Publication Type:Journal Article
Source:Forest Pathology, Volume 43, Issue 4, p.266–288 (2013)
Despite its importance as one of the most notorious, globally distributed, multihost plant pathogens, knowledge on the survival strategy of Phytophthora cinnamomi in seasonally dry climates is limited. Soil and fine roots were collected from the rhizosphere of severely declining or recently dead specimens of 13 woody species at 11 dieback sites and two dieback spots and from healthy specimens of five woody species at four dieback-free sites in native forests, woodlands and heathlands of the south-west of Western Australia (WA). Phytophthora cinnamomi was recovered from 80.4, 78.1 and 100% of tested soil, fine root and soil–debris slurry samples at the 11 dieback sites, in some cases even after 18-month storage under air-dry conditions, but not from the small dieback spots and the healthy sites. Direct isolations from soil–debris slurry showed that P. cinnamomi colonies exclusively originated from fine roots and root fragments not from free propa- gules in the soil. Microscopic investigation of P. cinnamomi-infected fine and small woody roots and root fragments demonstrated in 68.8, 81.3 and 93.8% of samples from nine woody species the presence of thick-walled oospores, stromata-like hyphal aggregations and intracellular hyphae encased by lignitubers, respectively, while thin-walled putative chlamydospores were found in only 21.2% of samples from five woody species.

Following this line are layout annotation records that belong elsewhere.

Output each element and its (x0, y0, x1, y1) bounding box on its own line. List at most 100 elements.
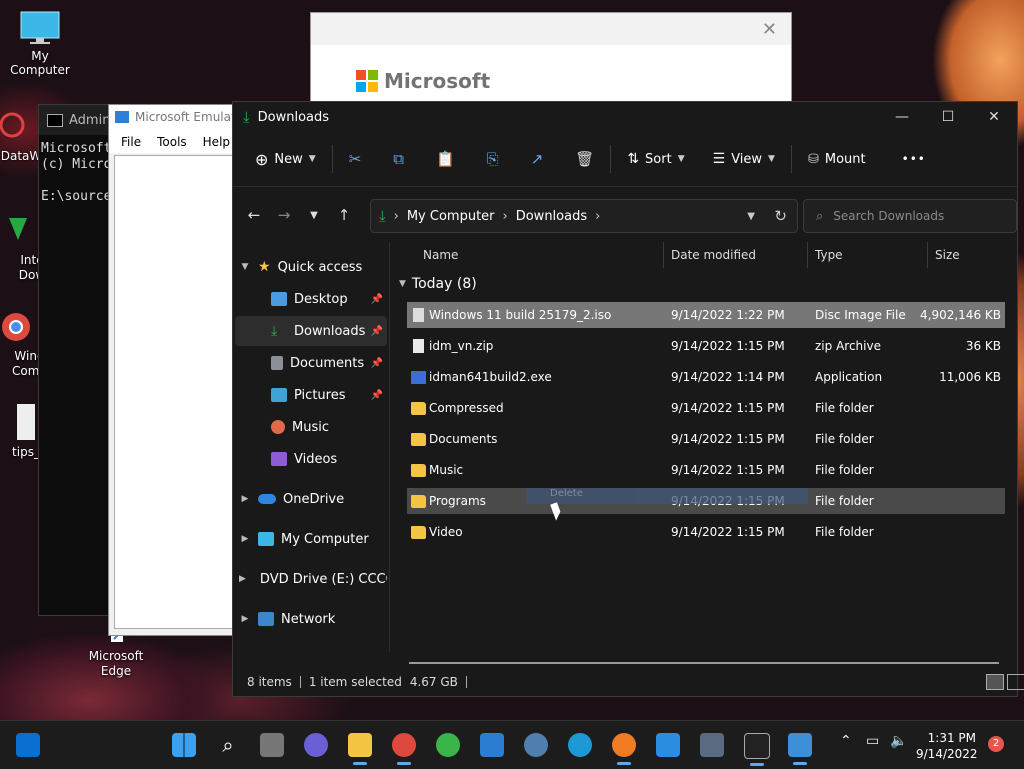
column-header-date[interactable]: Date modified (671, 242, 756, 268)
mount-button[interactable]: ⛁ Mount (800, 143, 874, 175)
address-bar[interactable]: ⤓ › My Computer › Downloads › ▼ ↻ (370, 199, 798, 233)
edge-icon[interactable] (568, 733, 592, 757)
emulator-icon (115, 111, 129, 123)
chrome-icon[interactable] (392, 733, 416, 765)
file-row[interactable]: Music 9/14/2022 1:15 PM File folder (407, 457, 1005, 483)
chevron-right-icon[interactable]: ▶ (239, 574, 246, 584)
file-row[interactable]: idm_vn.zip 9/14/2022 1:15 PM zip Archive… (407, 333, 1005, 359)
column-divider[interactable] (663, 242, 664, 268)
calculator-icon[interactable] (700, 733, 724, 757)
desktop-icon-label: My Computer (10, 49, 70, 77)
share-button[interactable]: ↗ (523, 143, 552, 175)
network-status-icon[interactable]: ▭ (866, 733, 879, 749)
copy-button[interactable]: ⧉ (385, 143, 412, 175)
menu-tools[interactable]: Tools (157, 135, 187, 149)
delete-button[interactable]: 🗑 (567, 143, 602, 175)
address-row: ← → ▼ ↑ ⤓ › My Computer › Downloads › ▼ … (233, 187, 1017, 243)
nav-item-videos[interactable]: Videos (235, 444, 387, 474)
file-explorer-window[interactable]: ⤓ Downloads — ☐ ✕ ⊕ New ▼ ✂ ⧉ 📋 ⎘ ↗ 🗑 ⇅ … (232, 101, 1024, 697)
column-divider[interactable] (807, 242, 808, 268)
widgets-icon[interactable] (16, 733, 40, 757)
column-divider[interactable] (927, 242, 928, 268)
close-button[interactable]: ✕ (971, 102, 1017, 132)
tray-chevron-up-icon[interactable]: ⌃ (840, 733, 852, 749)
search-box[interactable]: ⌕ Search Downloads (803, 199, 1017, 233)
settings-gear-icon[interactable] (524, 733, 548, 757)
task-view-icon[interactable] (260, 733, 284, 757)
nav-item-documents[interactable]: Documents 📌 (235, 348, 387, 378)
column-header-size[interactable]: Size (935, 242, 960, 268)
firefox-icon[interactable] (612, 733, 636, 765)
emulator-app-icon[interactable] (788, 733, 812, 765)
chevron-down-icon[interactable]: ▼ (239, 262, 251, 272)
file-explorer-icon[interactable] (348, 733, 372, 765)
start-windows-icon[interactable] (172, 733, 196, 757)
desktop-icon-my-computer[interactable]: My Computer (0, 10, 80, 77)
emulator-window[interactable]: Microsoft Emulato File Tools Help (108, 104, 250, 636)
search-icon[interactable]: ⌕ (216, 733, 240, 757)
volume-icon[interactable]: 🔈 (890, 733, 907, 749)
file-row[interactable]: Documents 9/14/2022 1:15 PM File folder (407, 426, 1005, 452)
file-row[interactable]: Video 9/14/2022 1:15 PM File folder (407, 519, 1005, 545)
breadcrumb-downloads[interactable]: Downloads (516, 209, 587, 224)
file-date: 9/14/2022 1:15 PM (671, 525, 785, 539)
tiles-view-icon[interactable] (1007, 674, 1024, 690)
nav-item-desktop[interactable]: Desktop 📌 (235, 284, 387, 314)
status-divider (299, 676, 301, 688)
terminal-icon[interactable] (744, 733, 770, 766)
forward-arrow-icon[interactable]: → (269, 206, 299, 224)
nav-item-pictures[interactable]: Pictures 📌 (235, 380, 387, 410)
chat-icon[interactable] (304, 733, 328, 757)
microsoft-dialog[interactable]: ✕ Microsoft (310, 12, 792, 106)
more-options-button[interactable]: ••• (894, 143, 934, 175)
back-arrow-icon[interactable]: ← (239, 206, 269, 224)
new-button[interactable]: ⊕ New ▼ (247, 143, 324, 175)
nav-onedrive[interactable]: ▶ OneDrive (235, 484, 387, 514)
menu-file[interactable]: File (121, 135, 141, 149)
file-row[interactable]: idman641build2.exe 9/14/2022 1:14 PM App… (407, 364, 1005, 390)
maximize-button[interactable]: ☐ (925, 102, 971, 132)
file-row[interactable]: Windows 11 build 25179_2.iso 9/14/2022 1… (407, 302, 1005, 328)
sort-button[interactable]: ⇅ Sort ▼ (619, 143, 692, 175)
nav-my-computer[interactable]: ▶ My Computer (235, 524, 387, 554)
details-view-icon[interactable] (986, 674, 1004, 690)
notification-badge[interactable]: 2 (988, 736, 1004, 752)
mail-icon[interactable] (656, 733, 680, 757)
rename-icon: ⎘ (486, 150, 499, 168)
store-icon[interactable] (480, 733, 504, 757)
up-arrow-icon[interactable]: ↑ (329, 206, 359, 224)
plus-circle-icon: ⊕ (255, 149, 269, 169)
recent-dropdown-icon[interactable]: ▼ (299, 210, 329, 221)
emulator-titlebar[interactable]: Microsoft Emulato (109, 105, 249, 129)
view-button[interactable]: ☰ View ▼ (705, 143, 783, 175)
column-header-name[interactable]: Name (423, 242, 458, 268)
file-name: idm_vn.zip (429, 339, 494, 353)
address-history-chevron-icon[interactable]: ▼ (747, 211, 755, 222)
cut-button[interactable]: ✂ (341, 143, 370, 175)
refresh-icon[interactable]: ↻ (774, 207, 787, 225)
sort-icon: ⇅ (627, 151, 640, 167)
nav-network[interactable]: ▶ Network (235, 604, 387, 634)
chevron-right-icon[interactable]: ▶ (239, 494, 251, 504)
group-header-today[interactable]: ▼ Today (8) (399, 276, 477, 292)
column-header-type[interactable]: Type (815, 242, 843, 268)
rename-button[interactable]: ⎘ (479, 143, 507, 175)
nav-quick-access[interactable]: ▼ ★ Quick access (235, 252, 387, 282)
menu-help[interactable]: Help (203, 135, 230, 149)
desktop-icon-dataw[interactable]: DataW (0, 110, 42, 163)
nav-item-downloads[interactable]: ⤓ Downloads 📌 (235, 316, 387, 346)
minimize-button[interactable]: — (879, 102, 925, 132)
chevron-right-icon[interactable]: ▶ (239, 614, 251, 624)
file-row[interactable]: Compressed 9/14/2022 1:15 PM File folder (407, 395, 1005, 421)
nav-dvd-drive[interactable]: ▶ DVD Drive (E:) CCCC (235, 564, 387, 594)
status-divider (465, 676, 467, 688)
horizontal-scrollbar[interactable] (409, 662, 999, 664)
paste-button[interactable]: 📋 (428, 143, 463, 175)
search-input[interactable]: Search Downloads (833, 209, 944, 223)
nav-item-music[interactable]: Music (235, 412, 387, 442)
chevron-right-icon[interactable]: ▶ (239, 534, 251, 544)
breadcrumb-my-computer[interactable]: My Computer (407, 209, 495, 224)
browser-globe-icon[interactable] (436, 733, 460, 757)
clock[interactable]: 1:31 PM 9/14/2022 (916, 730, 978, 762)
dialog-close-icon[interactable]: ✕ (762, 19, 777, 40)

These findings were confirmed by microscopic examination of fine roots from artificially inoculated young trees of 10 woody species. It is suggested that (i) the main function of chlamydospores is the survival in moderately dry conditions between consecutive rain events and (ii) selfed oospores, hyphal aggregations, and encased hyphae and vesicles in infected root tissue of both host and non-host species are the major long-term survival propagules of P. cinnamomi during the extremely dry summer conditions in WA.